A Cornell community member raises his hand to ask a question at the President's Address to Staff on Jan. 9.

Describing the "low fences" that enable unrestricted partnerships between academic departments, between faculty and staff, and between the Ithaca community and the university, he speaks with affection about his longtime experience at Cornell. Coming into the role of interim president as Cornell's longest-serving provost, Kotlikoff's time at Cornell spans nearly a quarter century, from founding chair of biomedical sciences in 2000 to dean of CVM in 2007 and university provost in 2015. Unlike most new university presidents, he gave his first staff address to a roomful of longtime colleagues.

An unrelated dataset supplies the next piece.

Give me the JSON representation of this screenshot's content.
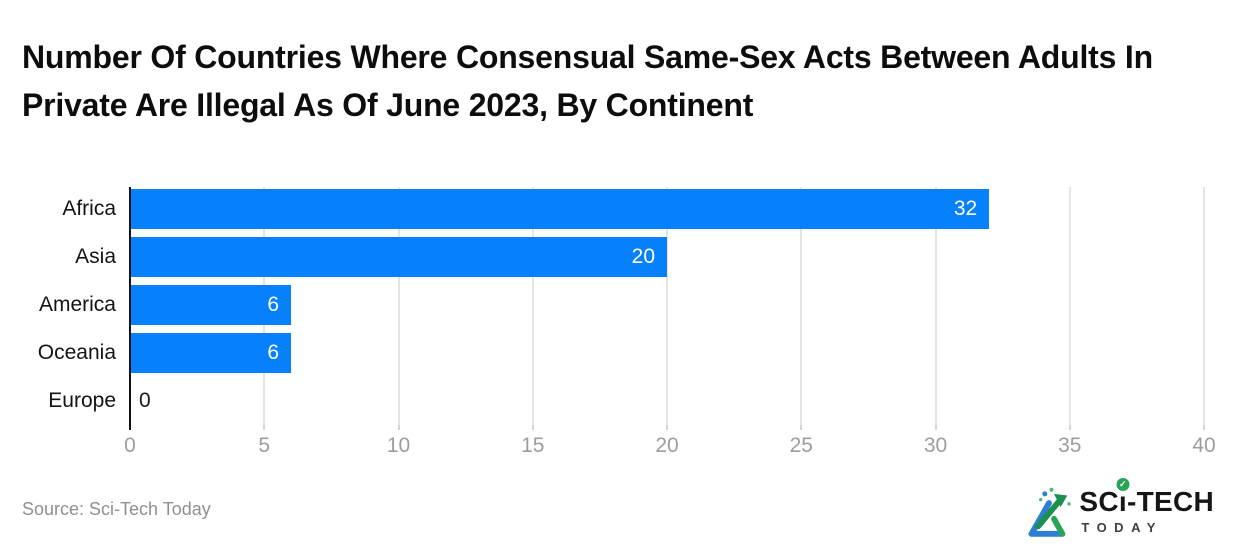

"I've worked with so many staff and individuals critical to this university," he said. "Part of what makes Cornell unique is the fact that so many individuals in this community have been here for so long, evolving and growing throughout their employment at Cornell."

He took a moment to introduce the university's new provost, Kavita Bala, "known to all as KB," who stepped into the role on Jan. 1, her own tenure at the university beating Kotlikoff's by just a hair. Before her new appointment, Bala was dean of the Cornell Ann S. Bowers College of Computing and Information Science.

"Both of us have significant history with this community and institution and that is an advantage," Kotlikoff said.

He described Cornell staff members who have "found their passion and shown their abilities through their employment here," speaking at length about Cornell's background as a land-grant university that enables a focus on many of the fundamental and practical challenges we face as a country and civilization - such as climate change and feeding a growing global population.

"Being the nursemaids to steam engines - that was the original criticism of Cornell University," Kotlikoff said, speaking of the university's early and revolutionary commitment to creating academic programs that would address real-world issues while building on a traditional liberal arts foundation. "Now everyone wants to emulate that."

He described Cornell as "the democratic Ivy," training more students from disadvantaged backgrounds than any of the other Ivy or Ivy-Plus universities.

Shifting gears, he enumerated the challenges on the horizon: financial headwinds, higher education's being in the political crosshairs, and the administration's efforts to highlight the contributions of universities to our society.

"The contribution that universities like Cornell make to attracting genius from around the world, and what these individuals bring to the institutions and the country, is an enormous advantage," he said, going on to describe what society loses when institutions like Cornell are damaged.

"Our cost, our 'eliteness,' have caused universities to be diminished in the consciousness of our society," he said, adding that congressional resolutions to increase endowment taxation are likely to hit Cornell next year.

Speaking about the year ahead, Kotlikoff said there would be efforts to harmonize systems across departments, to think about what functions could be performed centrally and what was best left to each individual unit. Staff will also see efforts to use artificial intelligence to make the Cornell community more efficient in its work, he said.

"We have one of the top faculties in the country on AI and we will be using that," he said.

Kotlikoff took questions from the audience following his speech, ranging from practical inquiries about the cost of parking to fair compensation and the perceived distance between faculty and staff.

"We tend in a university to have some divide between staff, non-tenured faculty and tenured faculty," he said. "What we should be doing is looking for talent, not labels."